I simply wait her out. I have to fight back the smirk and the ‘Hi, Mom’ that wants to cross my lips.

"Mother, this is Harper, my partner" she pauses as she smiles at me, "in every way. Harper, this is my mother, Katherine Stanton."

I’m really not quite sure what to say, so I simply nod. I know Kels is dragging this out for the pleasure of torturing this woman. Look up the word ‘Bitch’ in the dictionary, you’ll find a picture of Kels’ mother.

Mother Stanton nods stiffly back at me. And I used to think Kels was uptight.

"Harper, darling," Kels turns to me, "why don’t you go grab a shower while I visit with Mother?" She offers an evil smile, wrinkling her nose at me. Ah, this would be my cue to scandalize Mother.

I get out of bed. Kels knows I never put on my robe without a good stretch first. Why should this morning be any different? Mother comes in, Mother deals with life as she finds it. I can almost see the aneurysm taking form in the woman’s head when I stretch. My Little Roo really does have a mean streak.

Note to self: Never, ever piss Kels off.

I put on my robe. I am then rewarded with a long, deep kiss and sent to the showers like a good team player. Damn, I’m glad I joined this team. The others aren’t nearly as much fun. I let a little chuckle escape as I close the bathroom door.
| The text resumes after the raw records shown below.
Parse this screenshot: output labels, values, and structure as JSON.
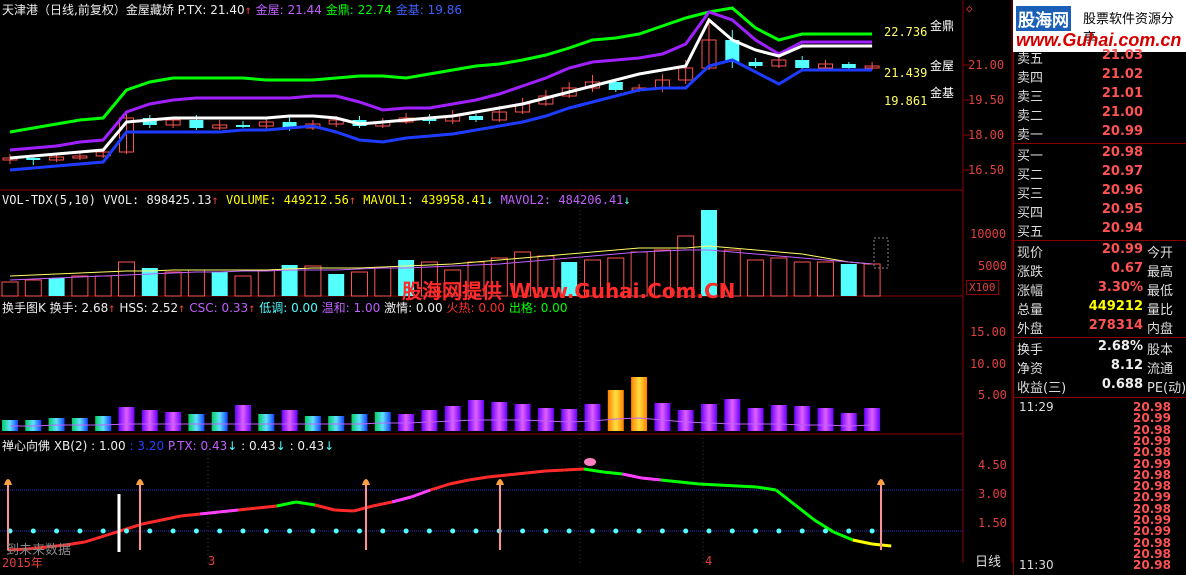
{
  "header": {
    "title": "天津港（日线,前复权）金屋藏娇",
    "ptx_label": "P.TX: 21.40",
    "jinwu_label": "金屋: 21.44",
    "jinding_label": "金鼎: 22.74",
    "jinji_label": "金基: 19.86"
  },
  "price_axis": {
    "ticks": [
      "21.00",
      "19.50",
      "18.00",
      "16.50"
    ],
    "jinding_value": "22.736",
    "jinwu_value": "21.439",
    "jinji_value": "19.861",
    "jinding_tag": "金鼎",
    "jinwu_tag": "金屋",
    "jinji_tag": "金基"
  },
  "volume_panel": {
    "header": "VOL-TDX(5,10) VVOL: 898425.13",
    "volume": "VOLUME: 449212.56",
    "mavol1": "MAVOL1: 439958.41",
    "mavol2": "MAVOL2: 484206.41",
    "ticks": [
      "10000",
      "5000"
    ],
    "unit": "X100"
  },
  "turnover_panel": {
    "header": "换手图K 换手: 2.68",
    "hss": "HSS: 2.52",
    "csc": "CSC: 0.33",
    "low": "低调: 0.00",
    "mild": "温和: 1.00",
    "excited": "激情: 0.00",
    "hot": "火热: 0.00",
    "out": "出格: 0.00",
    "ticks": [
      "15.00",
      "10.00",
      "5.00"
    ]
  },
  "buddha_panel": {
    "header": "禅心向佛 XB(2) : 1.00",
    "v2": ": 3.20",
    "ptx": "P.TX: 0.43",
    "v4": ": 0.43",
    "v5": ": 0.43",
    "ticks": [
      "4.50",
      "3.00",
      "1.50"
    ],
    "footer_text": "到未来数据"
  },
  "watermark": "股海网提供 Www.Guhai.Com.CN",
  "time_axis": {
    "year": "2015年",
    "m3": "3",
    "m4": "4",
    "period": "日线"
  },
  "logo": {
    "brand": "股海网",
    "slogan": "股票软件资源分享",
    "url": "www.Guhai.com.cn"
  },
  "order_book": {
    "asks": [
      {
        "label": "卖五",
        "price": "21.03"
      },
      {
        "label": "卖四",
        "price": "21.02"
      },
      {
        "label": "卖三",
        "price": "21.01"
      },
      {
        "label": "卖二",
        "price": "21.00"
      },
      {
        "label": "卖一",
        "price": "20.99"
      }
    ],
    "bids": [
      {
        "label": "买一",
        "price": "20.98"
      },
      {
        "label": "买二",
        "price": "20.97"
      },
      {
        "label": "买三",
        "price": "20.96"
      },
      {
        "label": "买四",
        "price": "20.95"
      },
      {
        "label": "买五",
        "price": "20.94"
      }
    ]
  },
  "quote": [
    {
      "label": "现价",
      "value": "20.99",
      "label2": "今开",
      "color": "red"
    },
    {
      "label": "涨跌",
      "value": "0.67",
      "label2": "最高",
      "color": "red"
    },
    {
      "label": "涨幅",
      "value": "3.30%",
      "label2": "最低",
      "color": "red"
    },
    {
      "label": "总量",
      "value": "449212",
      "label2": "量比",
      "color": "yellow"
    },
    {
      "label": "外盘",
      "value": "278314",
      "label2": "内盘",
      "color": "red"
    }
  ],
  "stats": [
    {
      "label": "换手",
      "value": "2.68%",
      "label2": "股本"
    },
    {
      "label": "净资",
      "value": "8.12",
      "label2": "流通"
    },
    {
      "label": "收益(三)",
      "value": "0.688",
      "label2": "PE(动)"
    }
  ],
  "ticks_list": [
    {
      "time": "11:29",
      "price": "20.98"
    },
    {
      "time": "",
      "price": "20.99"
    },
    {
      "time": "",
      "price": "20.98"
    },
    {
      "time": "",
      "price": "20.99"
    },
    {
      "time": "",
      "price": "20.98"
    },
    {
      "time": "",
      "price": "20.99"
    },
    {
      "time": "",
      "price": "20.98"
    },
    {
      "time": "",
      "price": "20.98"
    },
    {
      "time": "",
      "price": "20.99"
    },
    {
      "time": "",
      "price": "20.98"
    },
    {
      "time": "",
      "price": "20.99"
    },
    {
      "time": "",
      "price": "20.99"
    },
    {
      "time": "",
      "price": "20.98"
    },
    {
      "time": "",
      "price": "20.98"
    },
    {
      "time": "11:30",
      "price": "20.98"
    }
  ],
  "colors": {
    "background": "#000000",
    "up": "#ff5252",
    "down": "#54ffff",
    "jinding": "#00ff00",
    "jinwu": "#a020ff",
    "jinji": "#1e3cff",
    "frame": "#8b0000"
  }
}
I start off with a cold shower. I need it. Ice cubes coming out and hitting my body would be about right for this occasion. Or I could ask Kels’ mom to join me. That’d freeze the water on anyone’s ass.

Ew, what a thought, Harper.

I shake my head to rid myself of horrific images and I begin to slowly warm the water and get down to the business of getting clean. Kels’ singing of a Kermit the Frog song the other day now has me humming "Rubber Ducky" as I lather myself up.
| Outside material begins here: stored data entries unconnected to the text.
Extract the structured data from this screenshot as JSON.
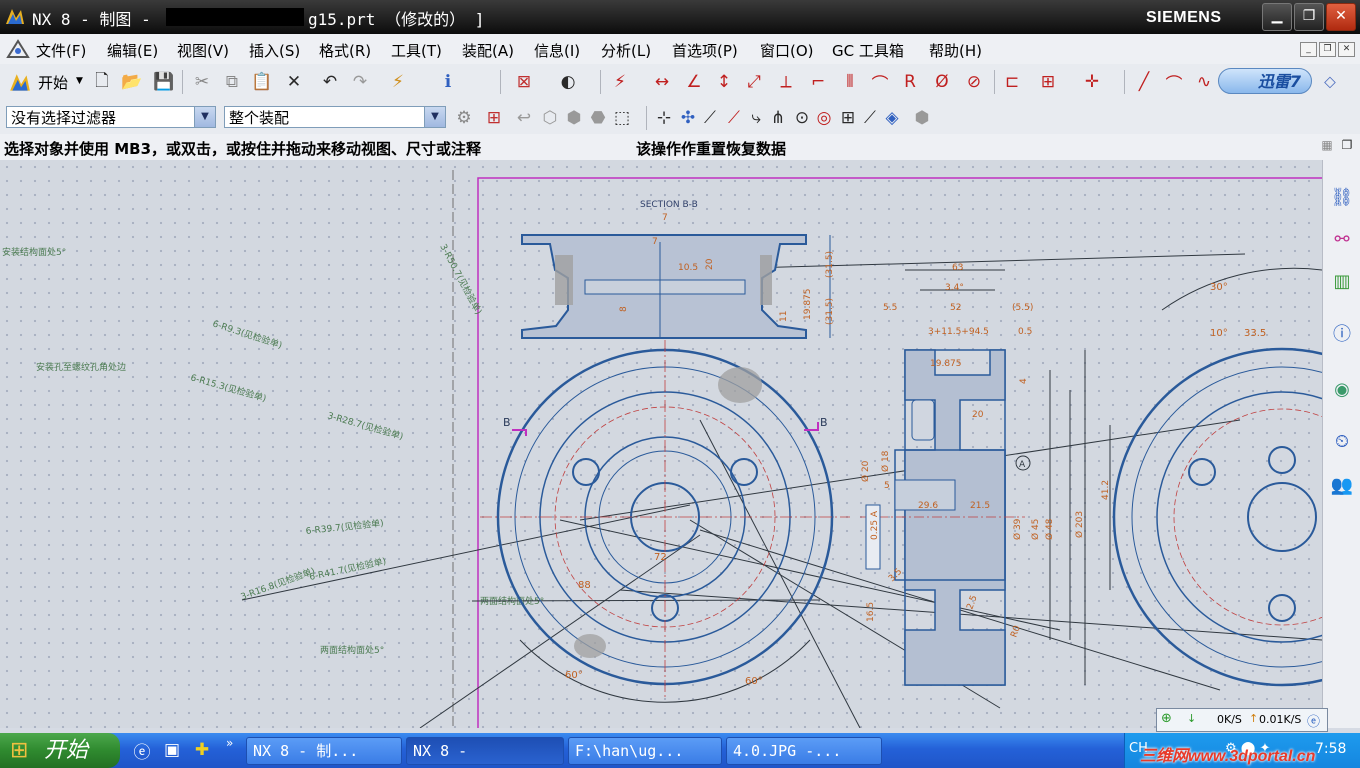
{
  "titlebar": {
    "prefix": "NX 8 - 制图 -",
    "suffix": "g15.prt （修改的） ]",
    "brand": "SIEMENS",
    "minimize": "▁",
    "restore": "❐",
    "close": "✕"
  },
  "menubar": {
    "items": [
      "文件(F)",
      "编辑(E)",
      "视图(V)",
      "插入(S)",
      "格式(R)",
      "工具(T)",
      "装配(A)",
      "信息(I)",
      "分析(L)",
      "首选项(P)",
      "窗口(O)",
      "GC 工具箱",
      "帮助(H)"
    ]
  },
  "toolbar": {
    "start_label": "开始",
    "xunlei_label": "迅雷7"
  },
  "filters": {
    "selection_filter": "没有选择过滤器",
    "assembly_scope": "整个装配"
  },
  "status": {
    "prompt": "选择对象并使用 MB3，或双击，或按住并拖动来移动视图、尺寸或注释",
    "message": "该操作作重置恢复数据"
  },
  "drawing": {
    "section_title": "SECTION B-B",
    "section_marker": "B",
    "datum_marker": "A",
    "callouts": [
      "3-R50.7(见检验单)",
      "6-R9.3(见检验单)",
      "6-R15.3(见检验单)",
      "3-R28.7(见检验单)",
      "6-R39.7(见检验单)",
      "6-R41.7(见检验单)",
      "3-R16.8(见检验单)",
      "安装结构面处5°",
      "安装孔至螺纹孔角处边",
      "两面结构面处5°",
      "两面结构面处5°"
    ],
    "dims_section": [
      "7",
      "10.5",
      "20",
      "(31.5)",
      "19.875",
      "(31.5)",
      "8",
      "11",
      "7"
    ],
    "dims_side": [
      "63",
      "3.4°",
      "52",
      "5.5",
      "(5.5)",
      "3+11.5+94.5",
      "0.5",
      "19.875",
      "20",
      "4",
      "Ø 20",
      "Ø 18",
      "5",
      "29.6",
      "21.5",
      "Ø 39",
      "Ø 45",
      "Ø 48",
      "Ø 203",
      "41.2",
      "0.25 A",
      "16.5",
      "3.5",
      "2.5",
      "R0"
    ],
    "dims_front": [
      "60°",
      "60°",
      "72",
      "88",
      "30°",
      "10°",
      "33.5"
    ]
  },
  "taskbar": {
    "start": "开始",
    "tasks": [
      "NX 8 - 制...",
      "NX 8 -",
      "F:\\han\\ug...",
      "4.0.JPG -..."
    ],
    "more": "»"
  },
  "tray": {
    "down": "0K/S",
    "up": "0.01K/S",
    "lang": "CH",
    "clock": "7:58"
  },
  "watermark": "三维网www.3dportal.cn"
}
After a few rousing choruses of my new favorite song, I hear the door to our room slam. I begin rinsing so I can go make sure Kels is all right when I hear the bathroom door open and close. Very soon I find myself pressed against the shower wall by a very feisty Little Roo.

"You okay?" I manage to croak out before I’m lost to her touch again.
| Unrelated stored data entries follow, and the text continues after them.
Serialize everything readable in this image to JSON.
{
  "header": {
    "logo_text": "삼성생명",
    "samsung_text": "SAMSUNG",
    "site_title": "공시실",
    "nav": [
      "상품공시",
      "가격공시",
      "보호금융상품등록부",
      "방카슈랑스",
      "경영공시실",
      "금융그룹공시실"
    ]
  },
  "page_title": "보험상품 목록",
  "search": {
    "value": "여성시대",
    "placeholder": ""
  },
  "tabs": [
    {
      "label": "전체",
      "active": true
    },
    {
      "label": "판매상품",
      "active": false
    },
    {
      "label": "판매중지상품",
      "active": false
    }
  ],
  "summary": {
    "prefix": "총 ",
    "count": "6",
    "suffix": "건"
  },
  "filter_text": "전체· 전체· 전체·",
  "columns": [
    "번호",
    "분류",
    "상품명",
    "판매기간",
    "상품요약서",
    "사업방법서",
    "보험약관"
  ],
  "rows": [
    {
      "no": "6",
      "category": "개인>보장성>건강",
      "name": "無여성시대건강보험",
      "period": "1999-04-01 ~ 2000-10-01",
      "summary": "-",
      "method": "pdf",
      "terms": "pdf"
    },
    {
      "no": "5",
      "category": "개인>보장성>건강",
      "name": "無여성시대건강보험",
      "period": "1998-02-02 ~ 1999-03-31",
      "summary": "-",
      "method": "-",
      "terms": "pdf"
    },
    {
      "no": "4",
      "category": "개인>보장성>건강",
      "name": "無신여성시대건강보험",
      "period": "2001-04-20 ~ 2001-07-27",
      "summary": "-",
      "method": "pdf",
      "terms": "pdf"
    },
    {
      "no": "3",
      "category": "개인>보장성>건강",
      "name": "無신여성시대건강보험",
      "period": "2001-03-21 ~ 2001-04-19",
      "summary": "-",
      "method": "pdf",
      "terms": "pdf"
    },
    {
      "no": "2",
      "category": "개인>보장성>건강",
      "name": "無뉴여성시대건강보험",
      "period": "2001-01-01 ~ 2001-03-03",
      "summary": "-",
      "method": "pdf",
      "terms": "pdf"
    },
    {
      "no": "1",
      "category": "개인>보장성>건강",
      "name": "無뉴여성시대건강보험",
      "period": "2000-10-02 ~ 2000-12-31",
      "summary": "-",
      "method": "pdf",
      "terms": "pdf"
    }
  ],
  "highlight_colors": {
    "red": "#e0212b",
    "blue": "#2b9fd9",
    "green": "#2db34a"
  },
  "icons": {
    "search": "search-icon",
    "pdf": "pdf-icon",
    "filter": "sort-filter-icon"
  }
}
"Merry Christmas," she replies before beginning a heated, torturous exploration of my body.

I look down at Kels who appears to have only one goal in mind at the moment. A goal I can most definitely live with. "Oh, Christ!" I extend my hands, bracing myself against the shower walls to keep from collapsing right here.

Where in the hell is this coming from? She’s like a woman possessed.

Don’t ask stupid questions, Harper, just go with it.

As I slowly slide down the wall after one of the more amazing experiences in my life, I pull her into my arms. I imagine what this would be like out in the rain, in the middle of a sweet-smelling field. God, we’ll have to try that some time.

"She called me a whore," she whispers quietly, completely ending any fantasies I am concocting at the moment.

I’m going to hurt the bitch before this is over. I tighten my hold on Kels. "You know that’s not true." Now, if Mother Stanton only knew who her daughter was sleeping with. I’d like to see her call me a whore to my face. Somehow, I think Mother Stanton’s ‘bravery’ is rather situational. The bitch.

"Five people. I’ve had five lovers in my life." She clings to me there in the bottom of the shower.

"It’s all right, sweetheart," I whisper in her ear, holding her as close as possible. "You’re one of the finest people I know. And I’m so glad to be a part of your life." The words are out before I can censor them. Though, I don’t know if I want to. She needs to hear this, and, I believe, she needs to hear it from me.